Cristián Labbé |
¿Crees en brujos, Garay?
- No sé, pero que los hay, los hay. Era el típico refrán popular que buscaba explicar aquello que comúnmente no podía explicarse, al menos rápidamente, la muletilla preferida de los que optaban por dejar al imaginario de cada cual la solución que mejor les pareciera, de tal suerte que nunca se agotarían los esfuerzos por buscarle la quinta pata al gato, ni habría que desgastar neurona alguna en demostrar bajo al figura de la objetividad una teoría que justificara tal o cual postura. En definitiva era la monedita de oro, el comodín soñado a la hora de las argumentaciones, porque esto de tener que brindar explicaciones no sólo resulta incómodo, sino que además indigno cuando de jerarquías se trata.

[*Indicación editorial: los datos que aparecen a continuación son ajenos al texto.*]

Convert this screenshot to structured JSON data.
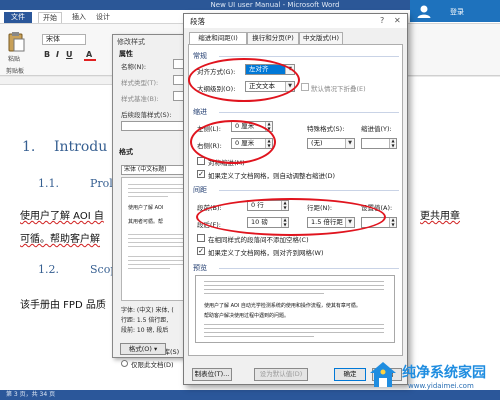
{
  "word": {
    "title": "New UI user Manual - Microsoft Word",
    "tabs": [
      "文件",
      "开始",
      "插入",
      "设计"
    ],
    "font_box": "宋体",
    "paste_label": "粘贴",
    "clipboard_label": "剪贴板",
    "signin": "登录"
  },
  "document": {
    "h1_num": "1.",
    "h1_text": "Introdu",
    "h2_num": "1.1.",
    "h2_text": "Prol",
    "body_line1_left": "使用户了解 AOI 自",
    "body_line1_right": "更共用章",
    "body_line2_left": "可循。帮助客户解",
    "h2b_num": "1.2.",
    "h2b_text": "Scop",
    "body_line3": "该手册由 FPD 品质",
    "status": "第 3 页，共 34 页"
  },
  "modify_style": {
    "title": "修改样式",
    "section_props": "属性",
    "name_label": "名称(N):",
    "type_label": "样式类型(T):",
    "based_label": "样式基准(B):",
    "next_label": "后续段落样式(S):",
    "section_format": "格式",
    "font_combo": "宋体 (中文标题)",
    "preview_line1": "使用户了解 AOI",
    "preview_line2": "其用者可循。帮",
    "desc1": "字体: (中文) 宋体, (",
    "desc2": "行距: 1.5 倍行距,",
    "desc3": "段前: 10 磅, 段后",
    "check1": "添加到样式库(S)",
    "radio1": "仅限此文档(D)",
    "format_button": "格式(O) ▾"
  },
  "paragraph": {
    "title": "段落",
    "help": "?",
    "close": "✕",
    "tabs": [
      "缩进和间距(I)",
      "换行和分页(P)",
      "中文版式(H)"
    ],
    "general": "常规",
    "alignment_label": "对齐方式(G):",
    "alignment_value": "左对齐",
    "outline_label": "大纲级别(O):",
    "outline_value": "正文文本",
    "collapse_label": "默认情况下折叠(E)",
    "indent": "缩进",
    "left_label": "左侧(L):",
    "left_value": "0 厘米",
    "right_label": "右侧(R):",
    "right_value": "0 厘米",
    "special_label": "特殊格式(S):",
    "special_value": "(无)",
    "indent_by_label": "缩进值(Y):",
    "mirror_label": "对称缩进(M)",
    "auto_indent_label": "如果定义了文档网格，则自动调整右缩进(D)",
    "spacing": "间距",
    "before_label": "段前(B):",
    "before_value": "0 行",
    "after_label": "段后(F):",
    "after_value": "10 磅",
    "line_label": "行距(N):",
    "line_value": "1.5 倍行距",
    "at_label": "设置值(A):",
    "no_space_label": "在相同样式的段落间不添加空格(C)",
    "snap_grid_label": "如果定义了文档网格，则对齐到网格(W)",
    "preview": "预览",
    "preview_text1": "使用户了解 AOI 自动光学检测系统的使用和操作流程，使其有章可循。",
    "preview_text2": "帮助客户解决使用过程中遇到的问题。",
    "tabs_button": "制表位(T)...",
    "default_button": "设为默认值(D)",
    "ok_button": "确定",
    "cancel_button": "取消"
  },
  "watermark": {
    "name": "纯净系统家园",
    "url": "www.yidaimei.com"
  },
  "colors": {
    "word_blue": "#2b579a",
    "heading_blue": "#365f91",
    "annotation_red": "#e0141e",
    "selection_blue": "#0078d7"
  }
}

También resultaba adecuado a la hora de meter la cuchara para revolver el gallinero y exacerbar los ánimos de algo que nos diera lata tener que identificar al menos con un digno sustantivo y así endilgar al resto sobre las intenciones de nuestra propuesta.
Es que a la hora de expresar pareceres, bajo ciertas circunstancias, el protocolo pareciera ser lo menos importante, como si los que finalmente reciben el mensaje, en su conjunto, no pasan de ser más allá de una “manga de inútiles subversivos” que poco y nada de respeto ni formalidades merecen.